Главный ни с кем по телефону не ругается, он и нас не ругает, а зловеще журит и грозно-ласково жучит. Этот тон соответствует его внешности — величественного седовласого красавца, донжуира и успешливого ходока по бабам…
— Ты, Полтева, чем занимаешься? — спросил он меня, договорившись по телефону увидеться с кем-то завтра на активе.
— Сдала в секретариат статью о новой коллекции Дома моделей, — нерешительно ответила я. И добавила для внушительности: — А сейчас пишу статью о проблемах молодежного театра…
— Молодежного театра? — прищурился он и усмехнулся. — А мне показалось, что тебя сейчас больше волнуют проблемы юридические. Следственные, так сказать…
Что-то больно екнуло в груди, и меня охватил страх — беспричинный, панический, будто я сделала что-то ужасно постыдное, и эта стыдобушка выплыла на общественный погляд и публичное мое посрамление.
— Ну, ты что молчишь? — Убеждаясь в справедливости своих подозрений, главный чугунел от обиды. — Ты что в прокуратуре делала?
— Я хотела выяснить судьбу одного человека, — сплетающимся языком пробормотала я.
— Какого человека? — Главный говорил тоном и словами, которыми, по моим представлениям, и должен говорить следователь, — при всех обстоятельствах у него звучало все убедительнее, чем невнятное блекотание Бурмистрова. — Кто этот человек?
— Кто человек? — переспросила я и подумала, что мне никогда не объяснить ему, кто такой Ларионов, какое он имеет отношение ко мне и почему я им занимаюсь. — Человек этот штурман, приезжий, приличный человек. И влип…
— А кто тебе поручал ходатайствовать за него? — наливался пенящимся гневом, как пивом, главный. — Ты понимаешь, что всех нас подводишь?
— Почему? — запоздало возмутилась я. — Я ходила туда вовсе не от имени газеты…

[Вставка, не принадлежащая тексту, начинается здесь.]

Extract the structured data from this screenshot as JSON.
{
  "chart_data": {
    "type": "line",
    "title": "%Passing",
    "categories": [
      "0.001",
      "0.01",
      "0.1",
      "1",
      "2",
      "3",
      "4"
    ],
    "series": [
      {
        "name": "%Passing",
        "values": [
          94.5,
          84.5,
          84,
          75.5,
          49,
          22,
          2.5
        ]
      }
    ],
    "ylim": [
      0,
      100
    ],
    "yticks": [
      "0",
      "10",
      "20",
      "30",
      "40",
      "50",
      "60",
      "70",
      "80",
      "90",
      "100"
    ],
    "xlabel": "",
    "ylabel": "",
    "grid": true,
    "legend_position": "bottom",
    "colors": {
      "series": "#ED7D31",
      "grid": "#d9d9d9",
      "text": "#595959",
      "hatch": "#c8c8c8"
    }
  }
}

— Вот это ты брось! От своего имени ты бы там с дворником говорила, а не со следователем по делу! И нечего фигурировать званием корреспондента газеты! Если я еще раз хоть что-то подобное узнаю, ты у меня, Ирина Прекрасная, в два счета вылетишь в корректоры! И не забывай никогда, что у тебя свое имя есть дома на кухне, а в любом учреждении ты представитель органа печати!

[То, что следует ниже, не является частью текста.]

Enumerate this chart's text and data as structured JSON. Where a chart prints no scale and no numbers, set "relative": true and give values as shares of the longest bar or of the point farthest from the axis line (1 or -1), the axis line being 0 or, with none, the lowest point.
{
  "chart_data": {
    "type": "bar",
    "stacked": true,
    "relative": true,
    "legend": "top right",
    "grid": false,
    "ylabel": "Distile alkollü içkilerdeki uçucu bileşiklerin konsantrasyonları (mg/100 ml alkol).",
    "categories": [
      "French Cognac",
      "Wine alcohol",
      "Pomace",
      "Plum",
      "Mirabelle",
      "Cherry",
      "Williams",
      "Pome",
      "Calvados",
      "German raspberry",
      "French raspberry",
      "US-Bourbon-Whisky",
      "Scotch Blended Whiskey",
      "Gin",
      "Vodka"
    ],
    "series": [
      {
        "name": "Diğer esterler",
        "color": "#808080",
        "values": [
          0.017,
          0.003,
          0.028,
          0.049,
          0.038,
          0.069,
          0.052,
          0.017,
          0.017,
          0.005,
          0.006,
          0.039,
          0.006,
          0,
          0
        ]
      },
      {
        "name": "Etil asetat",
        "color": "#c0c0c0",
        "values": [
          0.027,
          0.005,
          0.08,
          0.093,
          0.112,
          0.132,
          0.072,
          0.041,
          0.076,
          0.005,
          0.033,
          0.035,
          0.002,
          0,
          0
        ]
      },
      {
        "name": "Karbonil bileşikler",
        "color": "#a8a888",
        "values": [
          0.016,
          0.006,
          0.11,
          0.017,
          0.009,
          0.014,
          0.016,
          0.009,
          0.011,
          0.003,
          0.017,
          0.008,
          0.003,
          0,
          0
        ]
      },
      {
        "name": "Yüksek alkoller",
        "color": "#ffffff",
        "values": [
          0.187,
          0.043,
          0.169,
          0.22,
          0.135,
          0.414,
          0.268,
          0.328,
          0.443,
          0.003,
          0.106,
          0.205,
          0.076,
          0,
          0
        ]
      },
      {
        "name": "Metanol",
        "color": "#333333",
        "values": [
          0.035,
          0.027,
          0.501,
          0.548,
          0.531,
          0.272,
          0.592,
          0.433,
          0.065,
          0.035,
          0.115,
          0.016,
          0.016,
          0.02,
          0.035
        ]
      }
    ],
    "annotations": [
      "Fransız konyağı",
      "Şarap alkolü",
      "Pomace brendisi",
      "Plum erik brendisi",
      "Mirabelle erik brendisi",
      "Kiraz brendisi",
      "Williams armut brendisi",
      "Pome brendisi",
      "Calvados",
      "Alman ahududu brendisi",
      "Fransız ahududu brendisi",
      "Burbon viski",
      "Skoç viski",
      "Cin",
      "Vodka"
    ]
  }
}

— Хорошо, не буду забывать, — покорно кивнула я. — У меня к вам просьба…
— Слушаю…
— Вы не можете сами поинтересоваться судьбой этого дела у следователя Бурмистрова?
— В этом нет никакой необходимости. Бурмистров — опытный специалист и объективный человек…
— Понятно, — кивнула я. — Тогда разрешите мне взять интервью у Барабанова…
Он посмотрел на меня с сочувствием:
— Ты, наверное, с ума сошла…
О, великое кошмарное празднество Труса! Я ехала на свидание к Ларионову и чувствовала, что весь мой организм отравлен ядом страха. Меня снедал стыд за это позорное самочувствие, но ничего не могла я с собой поделать — тошнило просто, как с похмелья. Всасывающая пустота под ложечкой, и сердечный ритм — как рваная перфорация.